Trois mois après le scrutin, le nouveau gouvernement congolais n’est toujours pas sur les rails. En cause, notamment, les désaccords entre Félix Tshisekedi et Joseph Kabila sur le nom du Premier ministre.
En effet, Joseph Kabila n’en démord pas, il veut un Katangais à la tête du gouvernement et plus particulièrement Albert Yuma, la patron des patrons congolais. Félix Tshisekedi, lui, verrait plutôt Henry Yav, autre katangais kabiliste, voire Jean Mbuyu; un temps présenté comme le candidat qui mettat tout le monde d’accord.
Mais dans ce vrai combat de coqs, Joseph Kabila n’entend pas baisser la garde. Il est revenu ce milieu de semaine à la charge avec la candidature d’Albert Yuma.
Si le FCC, la plateforme politique de Kabila, dispose d’une confortable majorité à l’Assemblée nationale et si le président doit « piocher » son Premier ministre dans la famille politique majoritaire dans cette assemblée, il n’en reste pas moins que le choix définitif du Premier ministre revient au Président de la République.
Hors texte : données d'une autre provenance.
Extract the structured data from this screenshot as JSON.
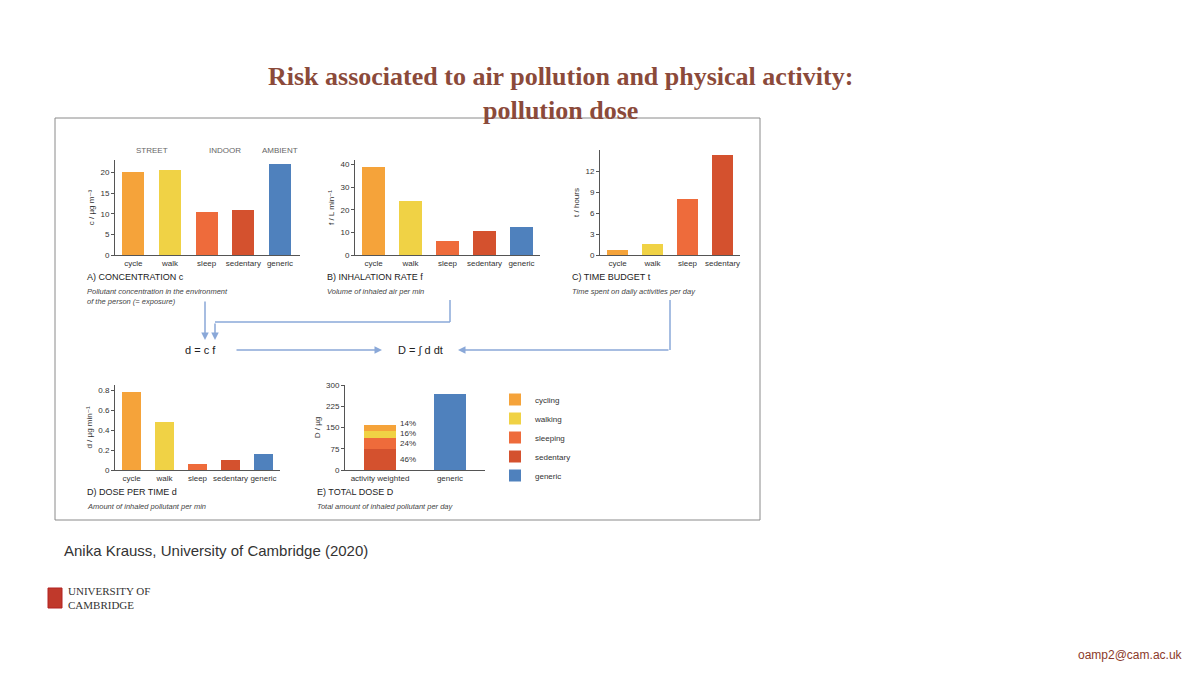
{
  "slide": {
    "title": [
      "Risk associated to air pollution and physical activity:",
      "pollution dose"
    ],
    "formulas": [
      "d = c f",
      "D = ∫ d dt"
    ],
    "credit": "Anika Krauss, University of Cambridge (2020)",
    "logo": [
      "UNIVERSITY OF",
      "CAMBRIDGE"
    ],
    "email": "oamp2@cam.ac.uk"
  },
  "chart_data": [
    {
      "type": "bar",
      "title": "A) CONCENTRATION c",
      "subtitle": [
        "Pollutant concentration in the environment",
        "of the person (= exposure)"
      ],
      "ylabel": "c / µg m⁻³",
      "categories": [
        "cycle",
        "walk",
        "sleep",
        "sedentary",
        "generic"
      ],
      "values": [
        20,
        20.5,
        10.5,
        11,
        22
      ],
      "colors": [
        "#f5a33a",
        "#f0d245",
        "#ee6b3b",
        "#d4512e",
        "#4f81bd"
      ],
      "ylim": [
        0,
        23
      ],
      "yticks": [
        0,
        5,
        10,
        15,
        20
      ],
      "grid": false,
      "annotations": [
        {
          "text": "STREET",
          "categories": [
            "cycle",
            "walk"
          ]
        },
        {
          "text": "INDOOR",
          "categories": [
            "sleep",
            "sedentary"
          ]
        },
        {
          "text": "AMBIENT",
          "categories": [
            "generic"
          ]
        }
      ]
    },
    {
      "type": "bar",
      "title": "B) INHALATION RATE f",
      "subtitle": [
        "Volume of inhaled air per min"
      ],
      "ylabel": "f / L min⁻¹",
      "categories": [
        "cycle",
        "walk",
        "sleep",
        "sedentary",
        "generic"
      ],
      "values": [
        39,
        24,
        6,
        10.5,
        12.5
      ],
      "colors": [
        "#f5a33a",
        "#f0d245",
        "#ee6b3b",
        "#d4512e",
        "#4f81bd"
      ],
      "ylim": [
        0,
        42
      ],
      "yticks": [
        0,
        10,
        20,
        30,
        40
      ],
      "grid": false
    },
    {
      "type": "bar",
      "title": "C) TIME BUDGET t",
      "subtitle": [
        "Time spent on daily activities per day"
      ],
      "ylabel": "t / hours",
      "categories": [
        "cycle",
        "walk",
        "sleep",
        "sedentary"
      ],
      "values": [
        0.7,
        1.6,
        8,
        14.3
      ],
      "colors": [
        "#f5a33a",
        "#f0d245",
        "#ee6b3b",
        "#d4512e"
      ],
      "ylim": [
        0,
        15
      ],
      "yticks": [
        0,
        3,
        6,
        9,
        12
      ],
      "grid": false
    },
    {
      "type": "bar",
      "title": "D) DOSE PER TIME d",
      "subtitle": [
        "Amount of inhaled pollutant per min"
      ],
      "ylabel": "d / µg min⁻¹",
      "categories": [
        "cycle",
        "walk",
        "sleep",
        "sedentary",
        "generic"
      ],
      "values": [
        0.78,
        0.48,
        0.06,
        0.1,
        0.16
      ],
      "colors": [
        "#f5a33a",
        "#f0d245",
        "#ee6b3b",
        "#d4512e",
        "#4f81bd"
      ],
      "ylim": [
        0,
        0.85
      ],
      "yticks": [
        0,
        0.2,
        0.4,
        0.6,
        0.8
      ],
      "grid": false
    },
    {
      "type": "bar",
      "title": "E) TOTAL DOSE D",
      "subtitle": [
        "Total amount of inhaled pollutant per day"
      ],
      "ylabel": "D / µg",
      "categories": [
        "activity weighted",
        "generic"
      ],
      "stacked": true,
      "series": [
        {
          "name": "cycling",
          "color": "#f5a33a",
          "values": [
            22,
            null
          ]
        },
        {
          "name": "walking",
          "color": "#f0d245",
          "values": [
            26,
            null
          ]
        },
        {
          "name": "sleeping",
          "color": "#ee6b3b",
          "values": [
            38,
            null
          ]
        },
        {
          "name": "sedentary",
          "color": "#d4512e",
          "values": [
            74,
            null
          ]
        },
        {
          "name": "generic",
          "color": "#4f81bd",
          "values": [
            null,
            270
          ]
        }
      ],
      "ylim": [
        0,
        300
      ],
      "yticks": [
        0,
        75,
        150,
        225,
        300
      ],
      "grid": false,
      "legend": "right",
      "annotations": [
        {
          "text": "14%",
          "series": "cycling",
          "category": "activity weighted"
        },
        {
          "text": "16%",
          "series": "walking",
          "category": "activity weighted"
        },
        {
          "text": "24%",
          "series": "sleeping",
          "category": "activity weighted"
        },
        {
          "text": "46%",
          "series": "sedentary",
          "category": "activity weighted"
        }
      ]
    }
  ]
}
Pour être investi, le Premier ministre doit être avalisé par le président.
Or, pour l’instant, Félix Tshisekedi ne veut pas d’Albert Yuma et il n’entend pas céder sur ce point avant de se rendre, du 3 au 5 avril prochains aux Etats-Unis. En effet, après un aller-retour samedi sur le Maroc, après une escale au Sénégal, Félix Tshisekedi doit se rendre aux Etats-Unis en milieu de semaine prochaine.
Si Félix Tshisekedi ne devrait pas croiser Donald Trump, sauf peut-être entre deux portes comme l’avait fait l’éphémère Premier ministre Samy Badibanga, il devrait rencontrer quelques élus et des responsables du département d’Etat et du Trésor qui ont clairement fait savoir qu’il n’était pas question pour eux qu’Albert Yuma s’installe à la tête du gouvernement congolais.
Motif invoqué pour ce refus, la gestion de la Gécamines et, surtout, la trop grande proximité d’Albert Yuma avec « un homme d’affaires d’origine israélienne ». En fait, cinq noms figurent sur la black list américaine : Albert Yuma, Zoe et Jaynet Kabila, Moïse Ekanga et Emmanuel Adroupiako. Pour les Etats-Unis, voir un de ces cinq noms adouber par Tshisekedi à la tête de l’exécutif serait la démonstration que le patron de l’UDPS n’est qu’une vitrine de la Kabilie.
Joseph Kabila est tenté d’imposer son candidat coûte que coûte pour montrer que c’est bien lui qui tient les rênes et qu’il n’entend pas se laisser dicter la voie à suivre par Washington, surtout après les sanctions américaines qui ont été confirmées contre le président (Nangaa) et le vice-président (Basengezi) de la Ceni et un de leur conseiller (le fils Basengezi).
Félix Tshisekedi, lui, ne peut baisser pavillon sous peine de se faire remonter les bretelles par l’administration Trump qui ne cesse de lui affirmer son soutien et l’appelle à prendre ses distances par rapport à Kabila. Sans oublier que Félix Tshisekedi doit aussi, et c’est peut-être la halte la plus importante de ce voyage, passer par les bureaux de Christine Lagarde, la patronne du Fonds monétare internationale.
Un FMI qui n’est pas vraiment un grand fan de la gestion des finances publiques en RDC et ce depuis le passage à la tête de l’exécutif de Matata Ponyo. Bref, s’il veut engranger des points et s’il espère obtenir des lignes de crédit, Tshisekedi doit garder le cap.
Le nom du futur Premier ministre sera donc déterminant pour l’avenir de l’attelage Kabila-Tshisekedi.